Probing Quantization Via Branes

TL;DR

This paper explores the relationship between geometric and brane quantization of symplectic manifolds, showing their equivalence under certain analytic continuation conditions and examining symmetry groups and examples.

Contribution

It establishes conditions under which geometric and brane quantizations agree, linking polarizations to complexifications and analyzing symmetry groups in this context.

Findings

Geometric and brane quantizations coincide when polarizations extend holomorphically.

Symmetry groups in brane quantization correspond to analytically continued symplectomorphisms.

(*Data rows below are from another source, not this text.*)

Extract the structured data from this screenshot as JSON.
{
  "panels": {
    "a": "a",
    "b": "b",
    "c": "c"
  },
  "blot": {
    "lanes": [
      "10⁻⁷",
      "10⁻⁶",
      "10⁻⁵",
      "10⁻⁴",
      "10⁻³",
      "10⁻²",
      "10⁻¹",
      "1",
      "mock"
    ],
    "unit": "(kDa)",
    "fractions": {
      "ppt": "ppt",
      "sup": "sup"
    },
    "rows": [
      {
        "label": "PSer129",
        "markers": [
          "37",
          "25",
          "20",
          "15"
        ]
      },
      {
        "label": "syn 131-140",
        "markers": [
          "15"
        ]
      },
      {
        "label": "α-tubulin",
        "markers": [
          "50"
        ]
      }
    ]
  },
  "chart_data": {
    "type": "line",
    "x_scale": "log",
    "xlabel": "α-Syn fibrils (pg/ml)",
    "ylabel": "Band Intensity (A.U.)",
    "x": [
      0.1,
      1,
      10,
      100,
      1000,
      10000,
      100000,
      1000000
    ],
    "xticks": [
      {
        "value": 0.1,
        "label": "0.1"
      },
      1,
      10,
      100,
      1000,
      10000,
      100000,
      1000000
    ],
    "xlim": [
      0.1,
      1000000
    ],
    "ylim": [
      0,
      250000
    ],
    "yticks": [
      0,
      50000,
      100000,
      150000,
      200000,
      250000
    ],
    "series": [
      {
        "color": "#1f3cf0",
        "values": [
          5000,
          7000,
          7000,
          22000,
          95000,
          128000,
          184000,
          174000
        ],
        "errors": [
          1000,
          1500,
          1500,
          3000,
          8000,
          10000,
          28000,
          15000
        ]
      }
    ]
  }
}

Examples demonstrate equivalence of different polarizations in geometric quantization.

Abstract

We re-examine quantization via branes with the goal of understanding its relation to geometric quantization. If a symplectic manifold $M$ can be quantized in geometric quantization using a polarization ${\mathcal P}$, and in brane quantization using a complexification $Y$, then the two quantizations agree if ${\mathcal P}$ can be analytically continued to a holomorphic polarization of $Y$. We also show, roughly, that the automorphism group of $M$ that is realized as a group of symmetries in brane quantization of $M$ is the group of symplectomorphisms of $M$ that can be analytically continued to holomorphic symplectomorphisms of $Y$. We describe from the point of view of brane quantization several examples in which geometric quantization with different polarizations gives equivalent results.